Beyond that, people tend to want to place blame on something or someone to make sense of a bad experience, she said, rather than try to address systematic reasons for why it happened. She gave the example of people’s very different reactions to a naturally occurring hazard, like a tornado, versus an act of terrorism.

“In the case of the health insurance industry, that blame is frankly being placed … on an insurance executive, to the point where it is seemingly justifying his murder,” said Piltch-Loeb.

There’s the added dimension of people feeling justified saying whatever they want online, thanks to their anonymity and freedom of speech. People have experienced so much negative rhetoric on social media, and so often, that our society has accepted this as a normal way to talk to each other on the internet, Piltch-Loeb said.

“I would have a hard time believing that these same people offline are going to be saying, ‘Oh I’m so glad that guy was murdered,’” she said.

Other observers suggested there’s a bigger problem going on here: the normalisation of violence.

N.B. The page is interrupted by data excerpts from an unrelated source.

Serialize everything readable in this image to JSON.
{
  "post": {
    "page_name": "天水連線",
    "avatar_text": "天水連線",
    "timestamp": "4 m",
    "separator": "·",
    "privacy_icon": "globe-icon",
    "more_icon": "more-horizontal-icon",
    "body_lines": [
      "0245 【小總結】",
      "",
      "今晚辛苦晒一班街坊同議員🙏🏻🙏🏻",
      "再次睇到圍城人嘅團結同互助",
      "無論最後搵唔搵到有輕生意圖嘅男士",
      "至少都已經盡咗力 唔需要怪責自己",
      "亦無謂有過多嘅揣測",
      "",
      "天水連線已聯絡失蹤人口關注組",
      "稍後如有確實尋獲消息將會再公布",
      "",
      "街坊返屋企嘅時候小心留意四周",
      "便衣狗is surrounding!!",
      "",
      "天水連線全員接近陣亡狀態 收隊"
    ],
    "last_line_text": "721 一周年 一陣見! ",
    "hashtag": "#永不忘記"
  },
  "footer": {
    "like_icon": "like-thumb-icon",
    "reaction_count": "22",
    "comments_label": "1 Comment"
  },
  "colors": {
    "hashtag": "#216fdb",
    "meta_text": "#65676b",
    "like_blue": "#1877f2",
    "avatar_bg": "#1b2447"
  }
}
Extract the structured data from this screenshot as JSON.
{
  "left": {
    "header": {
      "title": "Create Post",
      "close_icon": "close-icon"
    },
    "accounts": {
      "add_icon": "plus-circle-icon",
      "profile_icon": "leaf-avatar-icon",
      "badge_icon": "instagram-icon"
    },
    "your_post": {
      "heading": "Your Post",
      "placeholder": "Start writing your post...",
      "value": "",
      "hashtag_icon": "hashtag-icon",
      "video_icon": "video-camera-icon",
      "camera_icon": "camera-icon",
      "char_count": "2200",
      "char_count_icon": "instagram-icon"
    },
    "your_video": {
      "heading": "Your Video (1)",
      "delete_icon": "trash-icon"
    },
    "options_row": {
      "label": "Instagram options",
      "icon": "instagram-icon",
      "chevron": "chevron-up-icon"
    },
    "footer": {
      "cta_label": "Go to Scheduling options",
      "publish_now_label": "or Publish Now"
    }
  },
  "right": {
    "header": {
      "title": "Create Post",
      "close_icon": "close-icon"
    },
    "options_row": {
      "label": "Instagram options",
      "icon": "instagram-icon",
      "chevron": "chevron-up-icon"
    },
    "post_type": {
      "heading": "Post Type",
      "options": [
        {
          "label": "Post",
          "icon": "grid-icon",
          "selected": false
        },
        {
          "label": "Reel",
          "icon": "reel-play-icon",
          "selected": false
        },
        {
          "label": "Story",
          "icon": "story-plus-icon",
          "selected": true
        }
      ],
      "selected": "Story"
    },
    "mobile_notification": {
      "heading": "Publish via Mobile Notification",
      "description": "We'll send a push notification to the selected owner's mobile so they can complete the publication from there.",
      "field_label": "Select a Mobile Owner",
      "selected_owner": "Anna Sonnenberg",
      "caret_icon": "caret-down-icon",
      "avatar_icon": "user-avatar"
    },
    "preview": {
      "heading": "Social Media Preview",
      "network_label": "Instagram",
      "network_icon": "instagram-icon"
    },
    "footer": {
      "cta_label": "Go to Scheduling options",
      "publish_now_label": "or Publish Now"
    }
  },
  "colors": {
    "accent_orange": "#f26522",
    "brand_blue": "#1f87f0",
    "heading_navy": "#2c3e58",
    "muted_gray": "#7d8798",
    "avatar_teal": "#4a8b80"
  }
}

Laura Lyster-Mensh is a death doula at the Congressional Cemetery in Washington, D.C. She helps people navigate their health insurance and finances to cover the high costs that come with death, like hospital care and funerals.

“I’m very concerned about the cruelty and depersonalisation,” Lyster-Mensh said, noting she’s seen people posting laughing emojis on social media when talking about Thompson’s death.

“The health care system is a problem. The insurance system is a problem,” she said. “If their response is to normalise and to laugh, that’s not advocacy. That’s not trying to make the world better. That’s just a mob.”